Produksi dan konsumsi tempe bukan monopoli orang-orang kampung Indonesia, tetapi merambah beberapa negara, bahkan diteliti khusus di jerman, Jepang dam Amerika Serikat. Tempe Jiyah dari desa kedungjati, Grobogan yang berjarak 40 km arah timur Semarang misalnya, adalah tipikal produksi tempe lokalan. Tempe asli kedelai tanpa campuran apapun ini sangat diminati Sujiyah sejak awal.
Adalah Sujiyah, perempuan pemilik usaha kecil tempe “JIYAH” yang ditekuni turun temurun dari orang tuanya. Ibu dua anak ini meneruskan usaha keluarga sejak sepuluh tahun lalu dengan modal awal Rp. 5.000.000,- (lima juta rupiah).
Modal pinjaman bank dengan bunga lumayan tinggi itu persyaratannya tergolong rumit bagi seorang sujiyah. Putus asa ? Tidak! Setelah lelah mengembalikan pinjaman bank, ia hampir saja menghentikan usahanya. Beruntung, Jiyah dan Purwadi suaminya yang pensiunan Perhutani adalah salah satu anggota kelompok Lembaga Masyarakat Desa Hutan (LMDH) Wana Jati binaan Perhutani. Salah satu kegiatan produktif LMDH yaitu meningkatkan usaha melalui Program Kemitraan Bina Lingkungan (PKBL). Melalui program tersebut Jiyah mendapat bantuan dana sebagai modal kerja lebih besar daripada pinjamannya terdahulu pada bank sebesar Rp. 5.500.000,- (lima juta lima ratus ribu rupiah) dengan jangka waktu tiga tahun untuk pelunasannya, Sujiyah pun meneruskan usaha turunan itu.

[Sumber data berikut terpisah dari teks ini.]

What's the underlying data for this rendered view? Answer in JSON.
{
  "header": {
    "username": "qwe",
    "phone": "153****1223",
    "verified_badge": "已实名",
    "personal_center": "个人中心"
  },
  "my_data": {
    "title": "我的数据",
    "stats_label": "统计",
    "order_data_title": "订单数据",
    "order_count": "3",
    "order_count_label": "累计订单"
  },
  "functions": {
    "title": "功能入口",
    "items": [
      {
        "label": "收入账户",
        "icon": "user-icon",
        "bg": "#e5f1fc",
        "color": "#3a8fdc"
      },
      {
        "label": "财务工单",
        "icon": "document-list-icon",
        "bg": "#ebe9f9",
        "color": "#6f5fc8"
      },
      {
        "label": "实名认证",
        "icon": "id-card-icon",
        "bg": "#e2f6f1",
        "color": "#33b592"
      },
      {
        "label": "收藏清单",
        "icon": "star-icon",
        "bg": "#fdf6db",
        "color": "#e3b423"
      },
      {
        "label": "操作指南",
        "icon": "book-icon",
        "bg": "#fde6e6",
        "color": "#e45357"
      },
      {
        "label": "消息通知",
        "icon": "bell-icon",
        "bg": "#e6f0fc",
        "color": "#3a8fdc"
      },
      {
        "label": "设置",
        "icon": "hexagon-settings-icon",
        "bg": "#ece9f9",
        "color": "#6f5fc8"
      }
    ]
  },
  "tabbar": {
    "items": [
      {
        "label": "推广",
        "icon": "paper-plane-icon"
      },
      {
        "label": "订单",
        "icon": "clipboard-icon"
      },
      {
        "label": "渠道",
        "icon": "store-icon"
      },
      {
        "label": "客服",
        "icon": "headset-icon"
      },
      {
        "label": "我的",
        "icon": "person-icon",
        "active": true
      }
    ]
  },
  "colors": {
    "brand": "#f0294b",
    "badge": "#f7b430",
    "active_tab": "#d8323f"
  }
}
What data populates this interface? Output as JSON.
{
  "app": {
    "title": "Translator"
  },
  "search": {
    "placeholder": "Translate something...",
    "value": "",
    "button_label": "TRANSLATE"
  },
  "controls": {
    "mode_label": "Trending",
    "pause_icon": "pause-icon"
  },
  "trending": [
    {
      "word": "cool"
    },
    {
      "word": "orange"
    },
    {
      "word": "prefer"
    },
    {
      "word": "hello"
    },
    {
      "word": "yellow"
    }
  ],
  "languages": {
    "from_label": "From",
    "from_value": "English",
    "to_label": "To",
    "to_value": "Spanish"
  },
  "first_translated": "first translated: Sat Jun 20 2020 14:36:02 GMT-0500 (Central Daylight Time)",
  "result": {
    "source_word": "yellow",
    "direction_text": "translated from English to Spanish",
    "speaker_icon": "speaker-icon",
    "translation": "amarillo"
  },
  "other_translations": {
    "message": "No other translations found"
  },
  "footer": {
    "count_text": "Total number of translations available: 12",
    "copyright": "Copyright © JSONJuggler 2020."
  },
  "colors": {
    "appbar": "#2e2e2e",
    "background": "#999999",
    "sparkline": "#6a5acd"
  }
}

Sujiyah dibantu anak-anaknya mengolah bahan baku kedelai yang didapatkan dari pedagang-pedagang di beberapa desa. Setelah diolah menjadi tempe, dipasarkan di tetangga-tetangga terdekat.
Ternyata keripik tempe keluarga Sujiyah mendapat sambutan luar biasa. Banyak para tetangganya membeli tempe mentah Sujiayh dan mulai ikut-ikutan membuat keripik tempe. Keripik tempe bungkus plastik mulai populer di kedungjati, bahkan dipasarkan ke berbagai daerah melalui Koperasi Perhutani. Yang lebih menggembirakan lagi bagi Sujiyah adalah, ia bisa menambah tenaga kerja dan mengurangi pengangguran di desanya.
Hitung-hitungan kasar, penghasilan awal Jiyah rata-rata Rp. 1.200.000,- (satu juta dua ratus ribu rupiah) perbulan, meningkat menjadi Rp. 4.000.000,- (empat juta rupiah) perbulannya. Usaha keripik tempe ini pun perlahan-lahan meningkatkan mata pencaharian beberapa warga desa.
Dukungan PKBL melalui Perhutani telah menguatkan pengusaha kecil seperti Sujiyah. Pinjaman lunak yang menurut rakyat kecil banyak manfaatnya ini menjadikan usahanya merambah ke usaha lain seperti pupuk organik, pupuk kandang dan ia bisa memperbesar usaha kelontongan di kios miliknya.
Ia pernah mengikuti pelatihan mitrabinaan di Bogor, Jawa Barat yang diselenggarakan Perhutani saat itu. Kini, usaha keripik tempe “Jiyah” diincar beberapa perbankan untuk medapat kucuran kredit. Puluhan juta rupiah ditawarkan, tetapi perempuan perkasa itu belum bergeming dari PKBL Perhutani yang membantu dengan bunga yang sangta rendah dan proses yang tidak berbelit-belit. Hal inilah yang diidam-idamkan pengusaha kecil di kampung seperti dirinya.
Pemikiran wajar, ketika sebuah usaha berbuah, maka siapapun ingin mengembangkan usahanya hingga ke berbagai daerah bahkan luar negeri. Meski hanya pengusaha kecil keripik tempe, tempe Jiyah asli dari Kedungjati.